Because they read different traces and trained on different generators. The gap shows the moment a song comes from an unfamiliar model: the same simple detector that scores 100 percent on the versions it trained on falls to 39.83 percent on an unseen version (Afchar et al., 2025), and the SingFake system rises from a 4.62 percent equal error rate on seen singers to 42.77 percent on an unseen language or musical style (Zang et al., 2024). And a deployed commercial detector was “easily fooled by simply resampling audio to 22.05 kHz,” a change no listener would notice (Cros Vila, Sturm, Casini, Dalmazzo, 2025). So one tool can flag a track another passes, purely because of what each was fed and where each draws its line. Why that happens in detail is covered in why do two music detectors disagree.
So how should you treat a flag?
As a first-pass signal, not a verdict. Ask what the detector could have keyed on besides a cloned vocal: heavy compression, a resample, a dense production it is reading instead of the voice. Test the original file rather than a re-encode, since each re-compression strips more of the evidence, a failure mode covered in does MP3 compression defeat AI music detectors. Run a second method, ideally one that does not read the spectral fingerprint, such as a lyrics-transcript detector, and read agreement between independent readers as confidence rather than proof. A flag says “this resembled my generated examples.” Turning that into “this song was made by a machine” is your job. Putting that judgment to work on one track is the practical question in is this song AI-generated.
Sources
- Afchar, Meseguer-Brocal, Akesbi, Hennequin (2025). A Fourier Explanation of AI-Music Artifacts. ISMIR 2025.

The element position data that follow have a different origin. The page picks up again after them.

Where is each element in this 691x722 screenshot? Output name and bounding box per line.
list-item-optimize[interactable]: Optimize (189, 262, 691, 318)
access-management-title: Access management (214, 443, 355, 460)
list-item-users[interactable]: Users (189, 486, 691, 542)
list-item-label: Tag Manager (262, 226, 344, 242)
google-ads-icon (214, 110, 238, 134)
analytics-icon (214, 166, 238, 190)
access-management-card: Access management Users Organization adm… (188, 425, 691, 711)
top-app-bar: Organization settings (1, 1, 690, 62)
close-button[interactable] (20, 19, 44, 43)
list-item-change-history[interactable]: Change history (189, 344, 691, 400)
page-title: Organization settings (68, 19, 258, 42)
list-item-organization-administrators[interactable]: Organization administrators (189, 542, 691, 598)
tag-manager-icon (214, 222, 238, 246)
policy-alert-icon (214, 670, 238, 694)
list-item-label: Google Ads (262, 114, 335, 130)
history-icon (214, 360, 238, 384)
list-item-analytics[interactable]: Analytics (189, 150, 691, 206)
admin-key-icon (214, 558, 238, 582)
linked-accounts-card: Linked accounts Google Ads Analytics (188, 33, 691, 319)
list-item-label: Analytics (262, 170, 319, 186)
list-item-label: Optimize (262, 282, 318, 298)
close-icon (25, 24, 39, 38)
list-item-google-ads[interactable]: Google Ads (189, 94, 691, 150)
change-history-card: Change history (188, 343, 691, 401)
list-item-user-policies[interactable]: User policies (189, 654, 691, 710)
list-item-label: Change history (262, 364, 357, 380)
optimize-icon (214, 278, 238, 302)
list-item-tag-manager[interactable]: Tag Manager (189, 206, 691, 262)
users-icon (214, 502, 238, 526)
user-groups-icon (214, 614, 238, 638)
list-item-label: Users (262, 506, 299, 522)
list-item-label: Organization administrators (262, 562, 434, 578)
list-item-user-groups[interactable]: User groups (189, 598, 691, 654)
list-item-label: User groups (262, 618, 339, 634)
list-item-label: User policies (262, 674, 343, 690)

- Afchar, Meseguer-Brocal, Hennequin (2024). Detecting Music Deepfakes Is Easy but Actually Hard.
- Desblancs, Meseguer-Brocal, Hennequin, Moussallam (2024). From Real to Cloned Singer Identification. ISMIR 2024.

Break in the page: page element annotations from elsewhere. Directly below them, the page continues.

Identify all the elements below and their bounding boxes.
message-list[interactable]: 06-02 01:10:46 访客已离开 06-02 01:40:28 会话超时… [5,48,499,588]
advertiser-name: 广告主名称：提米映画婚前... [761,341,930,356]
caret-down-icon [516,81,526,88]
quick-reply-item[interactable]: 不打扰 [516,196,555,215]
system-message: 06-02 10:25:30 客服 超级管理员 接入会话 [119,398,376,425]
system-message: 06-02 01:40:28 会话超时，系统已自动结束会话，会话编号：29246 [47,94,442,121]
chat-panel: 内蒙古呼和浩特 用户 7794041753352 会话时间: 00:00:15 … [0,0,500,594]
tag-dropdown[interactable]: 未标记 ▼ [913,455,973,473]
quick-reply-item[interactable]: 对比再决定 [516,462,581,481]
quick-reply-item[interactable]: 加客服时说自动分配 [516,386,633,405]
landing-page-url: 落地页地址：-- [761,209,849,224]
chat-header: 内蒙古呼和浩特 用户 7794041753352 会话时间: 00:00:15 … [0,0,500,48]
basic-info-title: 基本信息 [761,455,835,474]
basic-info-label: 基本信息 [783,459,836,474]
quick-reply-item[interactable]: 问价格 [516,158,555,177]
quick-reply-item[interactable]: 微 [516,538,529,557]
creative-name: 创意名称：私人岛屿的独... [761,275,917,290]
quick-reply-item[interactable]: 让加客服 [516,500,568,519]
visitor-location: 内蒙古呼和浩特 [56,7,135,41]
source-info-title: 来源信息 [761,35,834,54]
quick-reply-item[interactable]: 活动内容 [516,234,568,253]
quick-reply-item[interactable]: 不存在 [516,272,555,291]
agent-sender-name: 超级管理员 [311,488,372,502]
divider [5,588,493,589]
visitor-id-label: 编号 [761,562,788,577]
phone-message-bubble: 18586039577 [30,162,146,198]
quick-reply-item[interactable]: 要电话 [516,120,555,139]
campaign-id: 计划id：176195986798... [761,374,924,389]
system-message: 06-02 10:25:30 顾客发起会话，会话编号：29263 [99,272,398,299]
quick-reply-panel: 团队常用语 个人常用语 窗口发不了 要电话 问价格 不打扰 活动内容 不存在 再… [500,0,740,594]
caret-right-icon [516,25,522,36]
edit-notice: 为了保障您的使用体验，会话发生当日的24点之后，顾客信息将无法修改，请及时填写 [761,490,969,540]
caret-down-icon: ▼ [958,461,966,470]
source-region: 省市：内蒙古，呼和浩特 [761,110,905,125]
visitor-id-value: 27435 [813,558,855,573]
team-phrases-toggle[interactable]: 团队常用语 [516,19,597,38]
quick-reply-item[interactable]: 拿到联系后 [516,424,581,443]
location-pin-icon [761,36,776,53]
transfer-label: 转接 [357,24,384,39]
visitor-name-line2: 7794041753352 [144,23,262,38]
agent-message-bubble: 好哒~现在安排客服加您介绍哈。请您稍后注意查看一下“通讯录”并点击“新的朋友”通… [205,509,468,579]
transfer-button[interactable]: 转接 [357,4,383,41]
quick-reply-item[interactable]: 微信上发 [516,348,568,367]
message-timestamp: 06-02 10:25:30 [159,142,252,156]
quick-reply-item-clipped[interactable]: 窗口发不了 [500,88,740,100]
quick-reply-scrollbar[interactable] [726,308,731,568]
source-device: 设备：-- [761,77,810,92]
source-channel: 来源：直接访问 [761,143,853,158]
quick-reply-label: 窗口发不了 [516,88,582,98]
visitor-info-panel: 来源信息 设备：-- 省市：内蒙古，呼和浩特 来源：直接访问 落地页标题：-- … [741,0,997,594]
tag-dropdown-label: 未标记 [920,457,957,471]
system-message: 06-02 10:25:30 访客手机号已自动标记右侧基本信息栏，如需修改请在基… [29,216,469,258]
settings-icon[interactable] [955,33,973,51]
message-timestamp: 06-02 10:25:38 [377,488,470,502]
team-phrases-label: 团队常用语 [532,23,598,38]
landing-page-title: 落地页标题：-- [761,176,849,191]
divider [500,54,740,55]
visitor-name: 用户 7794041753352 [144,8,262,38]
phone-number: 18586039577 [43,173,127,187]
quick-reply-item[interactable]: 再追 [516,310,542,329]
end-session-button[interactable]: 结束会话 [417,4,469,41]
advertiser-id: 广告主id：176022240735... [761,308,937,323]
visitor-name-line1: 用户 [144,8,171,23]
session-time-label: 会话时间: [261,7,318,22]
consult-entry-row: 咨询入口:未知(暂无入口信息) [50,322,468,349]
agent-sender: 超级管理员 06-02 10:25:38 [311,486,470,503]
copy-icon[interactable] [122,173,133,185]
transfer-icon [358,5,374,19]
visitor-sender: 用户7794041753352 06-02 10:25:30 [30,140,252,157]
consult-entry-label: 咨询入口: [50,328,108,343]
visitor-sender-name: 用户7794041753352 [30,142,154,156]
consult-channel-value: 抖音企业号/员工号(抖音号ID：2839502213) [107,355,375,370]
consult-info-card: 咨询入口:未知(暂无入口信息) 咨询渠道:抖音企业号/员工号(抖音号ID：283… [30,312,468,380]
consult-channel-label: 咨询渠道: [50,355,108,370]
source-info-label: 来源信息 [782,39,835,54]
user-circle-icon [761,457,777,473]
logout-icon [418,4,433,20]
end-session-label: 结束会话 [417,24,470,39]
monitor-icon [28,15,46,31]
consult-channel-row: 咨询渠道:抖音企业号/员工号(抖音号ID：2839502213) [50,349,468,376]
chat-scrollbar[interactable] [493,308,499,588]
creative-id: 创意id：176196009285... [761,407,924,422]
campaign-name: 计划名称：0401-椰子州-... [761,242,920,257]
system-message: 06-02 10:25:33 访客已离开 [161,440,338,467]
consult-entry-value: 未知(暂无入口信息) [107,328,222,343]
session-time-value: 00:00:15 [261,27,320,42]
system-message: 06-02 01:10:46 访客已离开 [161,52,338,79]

- Zang, Zhang, Heydari, Duan (2024). SingFake: Singing Voice Deepfake Detection. ICASSP 2024.
- Chen, Wu, Jang, Lee (2024). Singing Voice Graph Modeling for SingFake Detection. Interspeech 2024.
- Frohmann, Epure, Meseguer-Brocal, Schedl, Hennequin (2025). AI-Generated Song Detection via Lyrics Transcripts. ISMIR 2025.
- Cros Vila, Sturm, Casini, Dalmazzo (2025). The AI Music Arms Race: On the Detection of AI-Generated Music. TISMIR 8(1).